506: STRATEGIC FINANCIAL MANAGEMENT

Chapter 1. Introduction to Strategy and Financial Management (10%)

Introduction:

Strategic decisions made at the corporate level and that have long term implications on
shareholder value include those related to investment opportunities, corporate
restructuring, dividend policy, and capital structure.

With respect to investment opportunities, it is important to recognize that shareholder


value is 'created' where the return achieved on the project exceeds the required rate of
return given the risks inherent in the project. In addition to traditional discounted cash flow
analysis, and the calculation of net present value, the analysis of investment opportunities
often is aided by measures such as the profitability index (the ratio of net present value to
initial investment) and discounted payback period.

Companies frequently seek to restructure their operations in an attempt to enhance


shareholder value. The restructuring decision should flow from a corporation's strategy, and
should be based on the profitability of a particular business segment, as well as the assets
and financial resources required in order to generate that level of profit. In addition to
examining each business segment on a stand-alone basis, the implications of changes to
other segments of the organization also should be considered.

Dividend policy normally is viewed as an extension of the capital structure decision.


Dividends represent a transfer of wealth from the company to the shareholder. In theory, a
company should pay dividends where its investment opportunities are not expected to
generate a rate of return that is at least as high as its cost of capital. However, the dividend
policy decision also is influenced by shareholder expectations, and management's
reluctance to cut dividends once established given the potential negative consequences.

Capital structure argues that managers actively seek to direct the firm's capital structure to
support the firm's overall long term strategic goals.

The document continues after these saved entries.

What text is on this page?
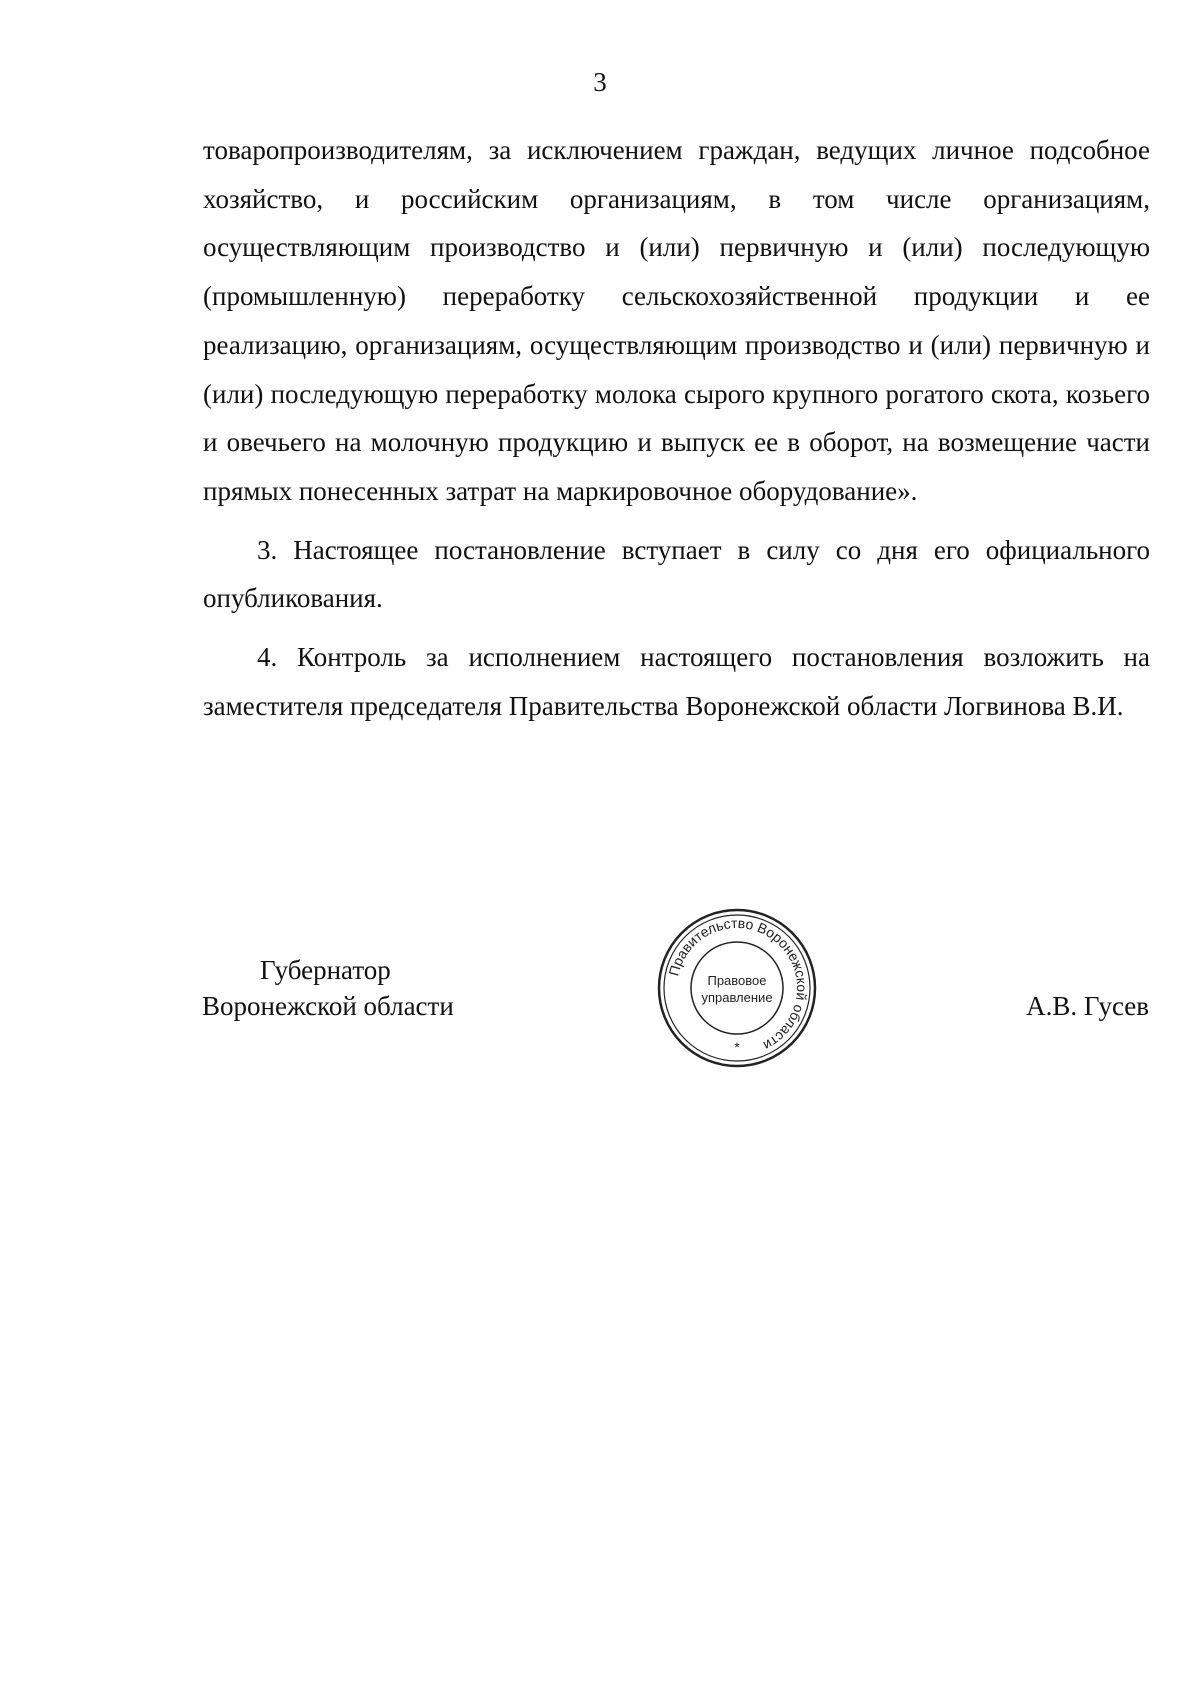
3

товаропроизводителям, за исключением граждан, ведущих личное подсобное хозяйство, и российским организациям, в том числе организациям, осуществляющим производство и (или) первичную и (или) последующую (промышленную) переработку сельскохозяйственной продукции и ее реализацию, организациям, осуществляющим производство и (или) первичную и (или) последующую переработку молока сырого крупного рогатого скота, козьего и овечьего на молочную продукцию и выпуск ее в оборот, на возмещение части прямых понесенных затрат на маркировочное оборудование».

3. Настоящее постановление вступает в силу со дня его официального опубликования.

4. Контроль за исполнением настоящего постановления возложить на заместителя председателя Правительства Воронежской области Логвинова В.И.

Губернатор
Воронежской области
Правительство Воронежской области
Правовое
управление
*
А.В. Гусев
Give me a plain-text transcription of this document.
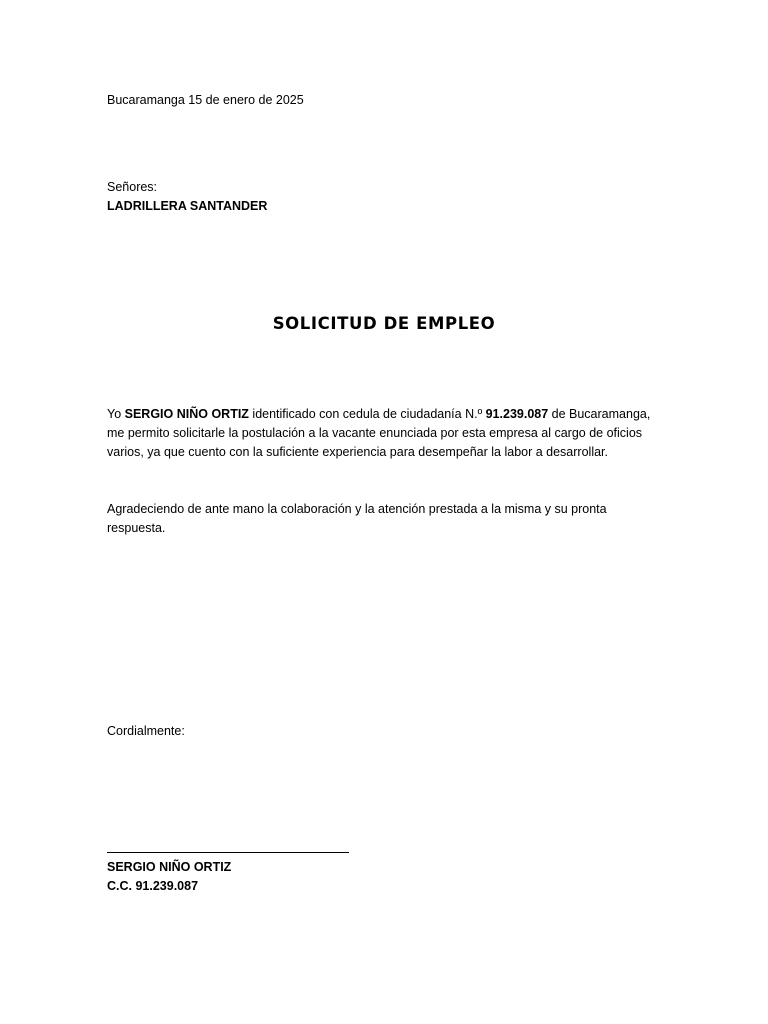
Bucaramanga 15 de enero de 2025
Señores:
LADRILLERA SANTANDER
SOLICITUD DE EMPLEO
Yo SERGIO NIÑO ORTIZ identificado con cedula de ciudadanía N.º 91.239.087 de Bucaramanga,
me permito solicitarle la postulación a la vacante enunciada por esta empresa al cargo de oficios
varios, ya que cuento con la suficiente experiencia para desempeñar la labor a desarrollar.
Agradeciendo de ante mano la colaboración y la atención prestada a la misma y su pronta
respuesta.
Cordialmente:
SERGIO NIÑO ORTIZ
C.C. 91.239.087
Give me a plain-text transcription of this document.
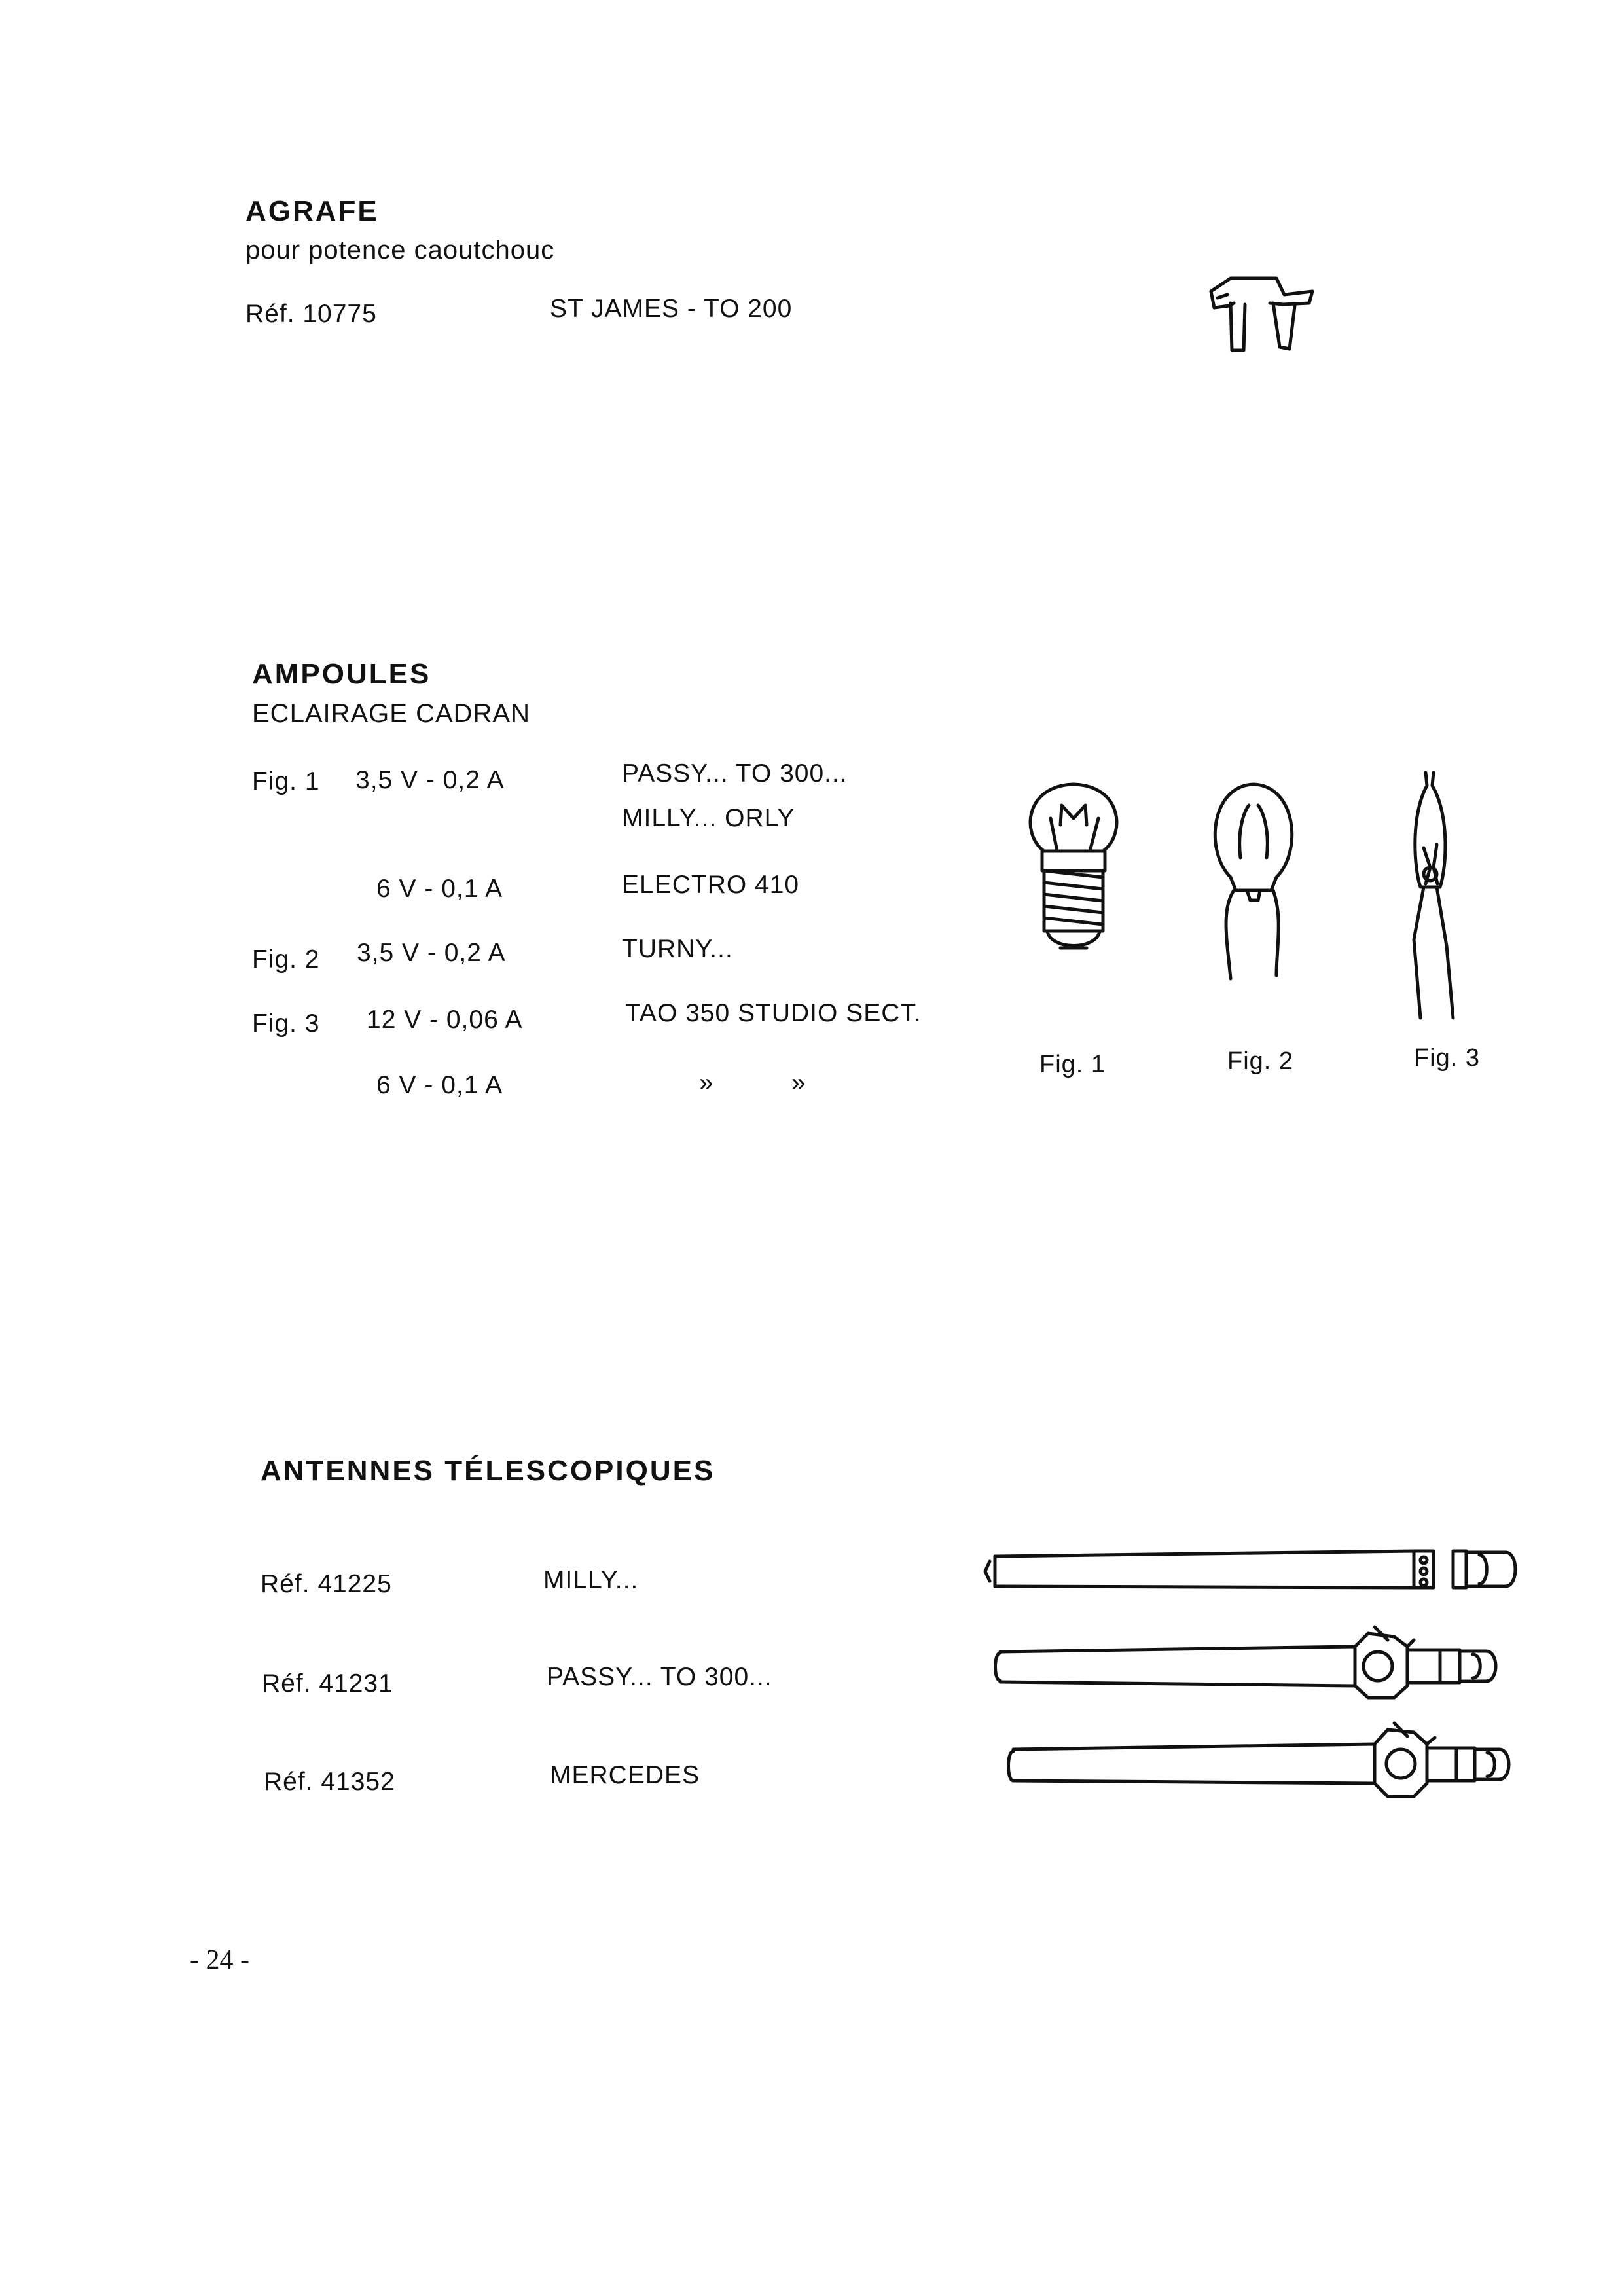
AGRAFE
pour potence caoutchouc
Réf. 10775	ST JAMES - TO 200
AMPOULES
ECLAIRAGE CADRAN
Fig. 1 3,5 V - 0,2 A	PASSY... TO 300...
MILLY... ORLY
6 V - 0,1 A	ELECTRO 410
Fig. 2 3,5 V - 0,2 A	TURNY...
Fig. 3 12 V - 0,06 A	TAO 350 STUDIO SECT.
6 V - 0,1 A	»          »
Fig. 1	Fig. 2	Fig. 3
ANTENNES TÉLESCOPIQUES
Réf. 41225	MILLY...
Réf. 41231	PASSY... TO 300...
Réf. 41352	MERCEDES
- 24 -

Meaning of Strategic Financial Management :

Strategic financial management can be defined as being the application to strategic


decisions of financial techniques in order to help in achieving the decision-maker's
objectives.

The process of managing the finances of an organisation, corporation, or business is known


as strategic financial management. in order to meet the long-term goals of the organisation
In order to build a long-term strategy, it is a management approach that employs a variety
of tactics and financial instruments. It guarantees that the strategy is carried out in order to
meet the desired outcome.

The expression strategic financial management' refers to an approach, which being focused
on long-term financial health, offers a solution to this short-termism. Given that the
maximization of short-run accounting profits is inappropriate, the best starting point is with
the question of what constitutes an appropriate financial objective.

Strategic financial management integrates the financial management function into business
strategy and every other part of an organizations operation. Applying strategic financial
management knowledge and skills improves an organization's effectiveness and efficiency.
In today's highly competitive business environment, both private and government
organizations are increasingly putting more emphasis in this area to achieve their objectives.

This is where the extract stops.